The Words Flow

The Words Flow

John Pluecker

César Aira,
New Directions, New York, 2008.
Translated by Chris Andrews


From the first minute I held César Aira’s Ghosts in my hand, I was pleased. The cover with its soft shadow darkening from bottom to top. Its mysterious raised dot of white at the center and raised lettering at the base. The sparse design of the book drew me in. Also its size. Its smallness. The first few pages are engrossing: Aira quickly drops the reader into a whirlwind of activity in a condominium tower under construction in Buenos Aires.; builders, engineers, decorators, architects busily prepare the tower for its future residents, who coincidentally are touring their soon-to-be home that very day. Their children run excitedly through the shell of the building. After some time with these busy, frantic, wealthy people, they leave and we are left in the building with a Chilean family, the family of the watchman who lives at the site. Their children continue to play: the thought of children playing on these unembellished concrete floors, these vast planes with no walls to contain them produces a tension that lasts until the final sentence of the book. What prevents them from falling?

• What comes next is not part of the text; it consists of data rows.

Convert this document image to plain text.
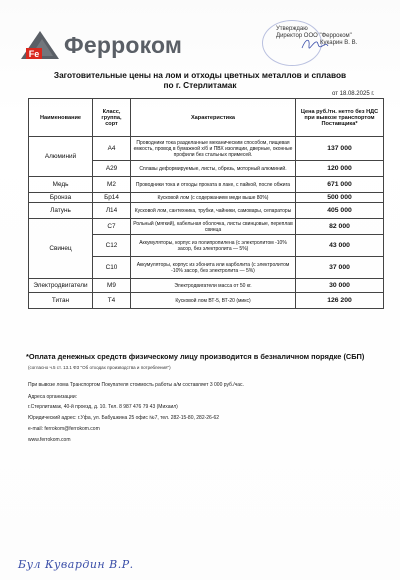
Fe Ферроком
Утверждаю
Директор ООО "Ферроком"
Кукарин В. В.
Заготовительные цены на лом и отходы цветных металлов и сплавов
по г. Стерлитамак
от 18.08.2025 г.
Наименование	Класс, группа, сорт	Характеристика	Цена руб./тн. нетто без НДС при вывозе транспортом Поставщика*
Алюминий	А4	Проводники тока разделанные механическим способом, пищевая емкость, провод в бумажной х/б и ПВХ изоляции, дверные, оконные профили без стальных примесей.	137 000
	А29	Сплавы деформируемые, листы, обрезь, моторный алюминий.	120 000
Медь	М2	Проводники тока и отходы проката в лаке, с пайкой, после обжига	671 000
Бронза	Бр14	Кусковой лом (с содержанием меди выше 80%)	500 000
Латунь	Л14	Кусковой лом, сантехника, трубки, чайники, самовары, сепараторы	405 000
Свинец	С7	Рольный (мягкий), кабельная оболочка, листы свинцовые, переплав свинца	82 000
	С12	Аккумуляторы, корпус из полипропилена (с электролитом -10% засор, без электролита — 5%)	43 000
	С10	Аккумуляторы, корпус из эбонита или карболита (с электролитом -10% засор, без электролита — 5%)	37 000
Электродвигатели	М9	Электродвигатели масса от 50 кг.	30 000
Титан	Т4	Кусковой лом ВТ-5, ВТ-20 (микс)	126 200
*Оплата денежных средств физическому лицу производится в безналичном порядке (СБП)
(согласно ч.5 ст. 13.1 ФЗ "Об отходах производства и потребления")
При вывозе лома Транспортом Покупателя стоимость работы а/м составляет 3 000 руб./час.
Адреса организации:
г.Стерлитамак, 40-й проезд, д. 10. Тел. 8 987 476 79 43 (Михаил)
Юридический адрес: г.Уфа, ул. Бабушкина 25 офис №7, тел. 282-15-80, 282-26-62
e-mail: ferrokom@ferrokom.com
www.ferrokom.com
Бул Кувардин В.Р.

We enter the final day of the year with the Viñas family, shopping, playing, working, napping, eating, drinking. All the while, dusty, naked male ghosts wander though the building, floating around aimlessly, unworthy of note or explanation. The joy of reading this book (and Aira in general) is his uncanny ability to weave anecdotal (often bizarre) twists of story-telling into a whole that is resolutely experimental and destabilizing. The careful prose of the book speeds along gently with nary a wasted word or cliché. The prose feels limber, flexible; it bends and stretches. The words are never heavy or plodding. (No doubt, the masterful translation of Bolaño translator Chris Andrews is to thank here.) The words flow, reflecting la huida hacia adelante, the flight forward, that Aira has mentioned in interviews. Aira is iconoclastic. In interviews, he has insisted he does not edit or plan the structure of his novels before writing. He is more interested in the process of writing, the commitment to artistic creation than a final product. He writes a page a day and ends up published two or three of these small novels each year, mainly with small presses in Argentina.

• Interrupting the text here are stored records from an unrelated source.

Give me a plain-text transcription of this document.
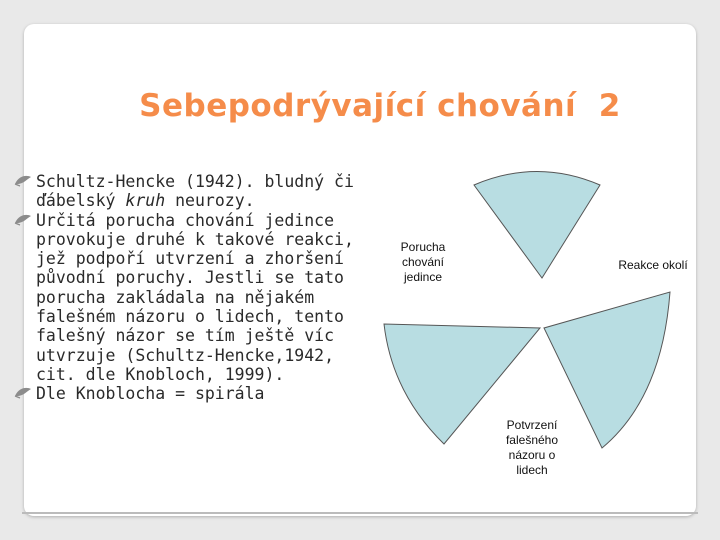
Sebepodrývající chování  2
Schultz-Hencke (1942). bludný či ďábelský kruh neurozy.
Určitá porucha chování jedince provokuje druhé k takové reakci, jež podpoří utvrzení a zhoršení původní poruchy. Jestli se tato porucha zakládala na nějakém falešném názoru o lidech, tento falešný názor se tím ještě víc utvrzuje (Schultz-Hencke,1942, cit. dle Knobloch, 1999).
Dle Knoblocha = spirála
Porucha chování jedince
Reakce okolí
Potvrzení falešného názoru o lidech
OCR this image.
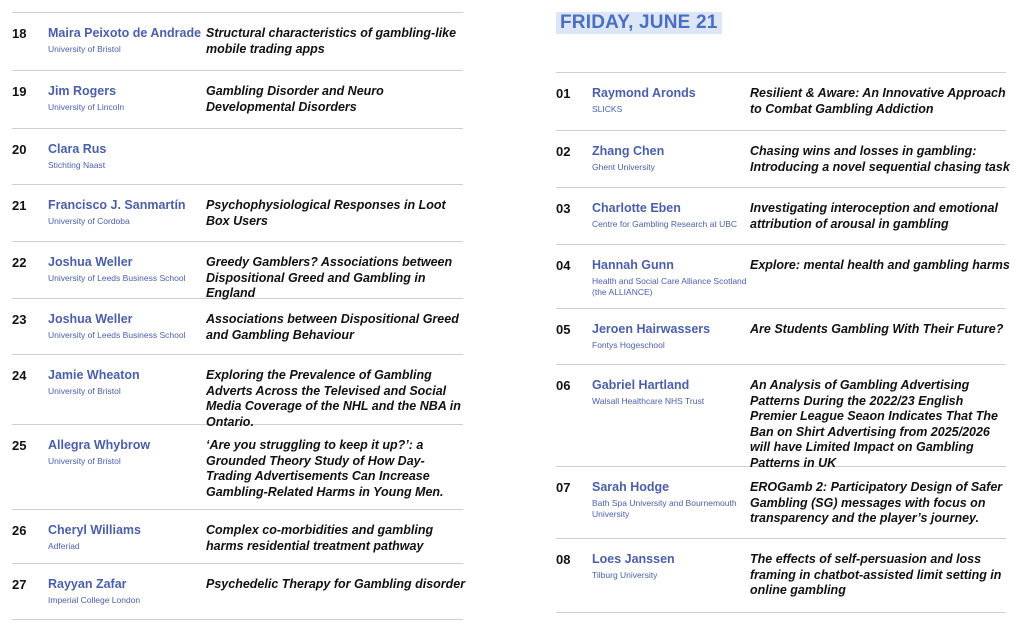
18 Maira Peixoto de Andrade
University of Bristol
Structural characteristics of gambling-like mobile trading apps
19 Jim Rogers
University of Lincoln
Gambling Disorder and Neuro Developmental Disorders
20 Clara Rus
Stichting Naast
21 Francisco J. Sanmartín
University of Cordoba
Psychophysiological Responses in Loot Box Users
22 Joshua Weller
University of Leeds Business School
Greedy Gamblers? Associations between Dispositional Greed and Gambling in England
23 Joshua Weller
University of Leeds Business School
Associations between Dispositional Greed and Gambling Behaviour
24 Jamie Wheaton
University of Bristol
Exploring the Prevalence of Gambling Adverts Across the Televised and Social Media Coverage of the NHL and the NBA in Ontario.
25 Allegra Whybrow
University of Bristol
‘Are you struggling to keep it up?’: a Grounded Theory Study of How Day-Trading Advertisements Can Increase Gambling-Related Harms in Young Men.
26 Cheryl Williams
Adferiad
Complex co-morbidities and gambling harms residential treatment pathway
27 Rayyan Zafar
Imperial College London
Psychedelic Therapy for Gambling disorder
FRIDAY, JUNE 21
01 Raymond Aronds
SLICKS
Resilient & Aware: An Innovative Approach to Combat Gambling Addiction
02 Zhang Chen
Ghent University
Chasing wins and losses in gambling: Introducing a novel sequential chasing task
03 Charlotte Eben
Centre for Gambling Research at UBC
Investigating interoception and emotional attribution of arousal in gambling
04 Hannah Gunn
Health and Social Care Alliance Scotland (the ALLIANCE)
Explore: mental health and gambling harms
05 Jeroen Hairwassers
Fontys Hogeschool
Are Students Gambling With Their Future?
06 Gabriel Hartland
Walsall Healthcare NHS Trust
An Analysis of Gambling Advertising Patterns During the 2022/23 English Premier League Seaon Indicates That The Ban on Shirt Advertising from 2025/2026 will have Limited Impact on Gambling Patterns in UK
07 Sarah Hodge
Bath Spa University and Bournemouth University
EROGamb 2: Participatory Design of Safer Gambling (SG) messages with focus on transparency and the player’s journey.
08 Loes Janssen
Tilburg University
The effects of self-persuasion and loss framing in chatbot-assisted limit setting in online gambling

In the midst of this continuous flow of story, Aira includes a number of long philosophical, sociological and architectural refl ections on life, man, art, building and form narrated in the voice of a teenage girl, Patri Viñas. Aira delights in what is seemingly (though actually not) tangential; he clearly loves the reflective mode. He leisurely explores theory and the deep complexity of artmaking with a language and a complexity of thought seemingly foreign to this teenager who becomes the axis for the second half of the book. In one of these unconstrained soliloquies in the voice of Patri, Aira reflects on the wisdom of the seemingly ignorant, the philosophical depth of the apparently uneducated: “A person might have never thought at all, might have lived as a quivering bundle of futile momentary passions, and yet at any moment, just like that, ideas as subtle as any that have occurred to the great philosophers might dawn on him or her.” Aira is obsessed with these moments and with writing these moments in a nimble prose that moves continuously on from one scene, from one thought to the next.

The building where the Viñas family lives is empty, a shell. The structure of the novel (and its actual design as a book) seems similarly shell-like–well designed, masterfully constructed, perplexing. The structure with no artificial boundaries or great adornment is actually more exciting, more loaded with potential than something finished, fully decorated and fleshed out. These half-finished structures become spaces of play and diversion, eliciting and allowing a sense of freedom a finished structure could never provide. In the end, this unfinished world inhabited by an immigrant family and a legion of ghosts becomes a stage for a singular tragedy. Who are these naked male ghosts? Who is this happy family celebrating New Year’s Eve, unconcerned with the ghosts around them? Who is Patri and why is she increasingly obsessed with these ghosts? Aira never answers these questions. He is not interested in explaining. Hopefully though, at the book’s end, you, like me, will be so entranced by the story that this freedom, this unfinishedness, this lack of fixity only adds to its sad joy.